Use of ROCK inhibitors as counter measure to minimize endothelial side effects of tankyrase inhibition

The ROCK inhibitor fasudil is currently approved for the treatment of cerebral vasospasm in Japan and China, and reported to be efficacious in the treatment of pulmonary arterial hypertension (PAH) in patients (Zhang and Wu 2017). Based on our results, it is therefore tempting to speculate that the use of ROCK inhibitors, such as fasudil, in conjunction with tankyrase inhibitors might prove a potential strategy to limit at least the endothelial dysfunction. As inhibition of Wnt/\(\beta\)-catenin and thus tankyrase inhibition have been implicated in the treatment of PAH (de Jesus Perez et al. 2014), such patients might even benefit from the combination. Nevertheless, although apparently tolerable, side effects of a systemic application of ROCK inhibitors have to be considered. For example, in animal models an undesirable drop in blood pressure and a reduction in the lymphocyte count have been described (Kast et al. 2007, Shaw et al. 2014). Therefore, the outcome of such combinations is hardly predictable and has to be thoroughly validated before considered for the treatment of patients.

Study limitations

XAV939 is the prototypical tankyrase inhibitor and was used at the same concentration generally admitted in cell culture experiments to achieve its inhibitory activity on cancer cells.

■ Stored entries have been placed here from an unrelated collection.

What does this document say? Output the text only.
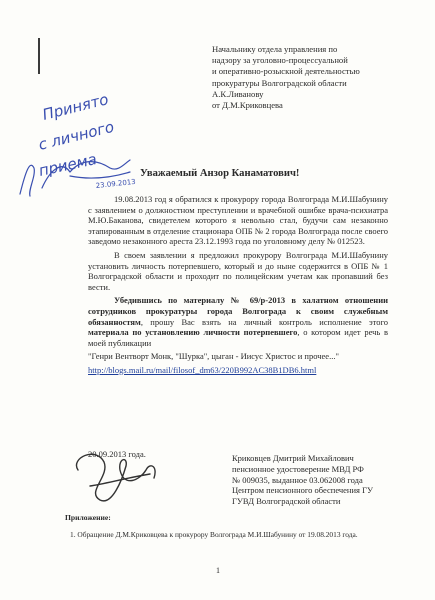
Начальнику отдела управления по
надзору за уголовно-процессуальной
и оперативно-розыскной деятельностью
прокуратуры Волгоградской области
А.К.Ливанову
от Д.М.Криковцева
Принято
с личного
приема
23.09.2013
Уважаемый Анзор Канаматович!

19.08.2013 год я обратился к прокурору города Волгограда М.И.Шабунину с заявлением о должностном преступлении и врачебной ошибке врача-психиатра М.Ю.Баканова, свидетелем которого я невольно стал, будучи сам незаконно этапированным в отделение стационара ОПБ № 2 города Волгограда после своего заведомо незаконного ареста 23.12.1993 года по уголовному делу № 012523.

В своем заявлении я предложил прокурору Волгограда М.И.Шабунину установить личность потерпевшего, который и до ныне содержится в ОПБ № 1 Волгоградской области и проходит по полицейским учетам как пропавший без вести.

Убедившись по материалу № 69/р-2013 в халатном отношении сотрудников прокуратуры города Волгограда к своим служебным обязанностям, прошу Вас взять на личный контроль исполнение этого материала по установлению личности потерпевшего, о котором идет речь в моей публикации

"Генри Вентворт Монк, "Шурка", цыган - Иисус Христос и прочее..."

http://blogs.mail.ru/mail/filosof_dm63/220B992AC38B1DB6.html

20.09.2013 года.	Криковцев Дмитрий Михайлович
пенсионное удостоверение МВД РФ
№ 009035, выданное 03.062008 года
Центром пенсионного обеспечения ГУ
ГУВД Волгоградской области
Приложение:
1. Обращение Д.М.Криковцева к прокурору Волгограда М.И.Шабунину от 19.08.2013 года.
1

Nevertheless, although the mode of action is similar, whether our results can be extended to other tankyrase inhibitors, such as stenoparib, has not been part of our investigation. Moreover, all results reported herein were obtained from an established EC culture and the ex vivo angiogenesis model of explanted p5 mouse retinas. Therefore, a proof of concept in a relevant animal model was also not part of this study. The same limitations apply to the use of the ROCK inhibitor H1152 to antagonize the effects of XAV939 treatment on the endothelium.

Conclusions

Our study clearly revealed that alterations in other signaling pathways than the canonical Wnt/β-catenin signaling are relevant for the effects of tankyrase inhibitors on the endothelium. The upregulation of AMOTL1/2 induces profound alterations in the localization of the Hippo pathway mediators YAP1 and TAZ with profound consequences on gene transcription, AJ dynamics, endothelial permeability, and angiogenic behavior. Obviously, at least in EC, YAP1 and TAZ have distinct functions based on their interactions with and regulation of the actin cytoskeleton. The proposed model to explain these observations however requires further proof, e.g., in relevant animal models, in which also the differences between YAP1- and TAZ-mediated signaling can be addressed.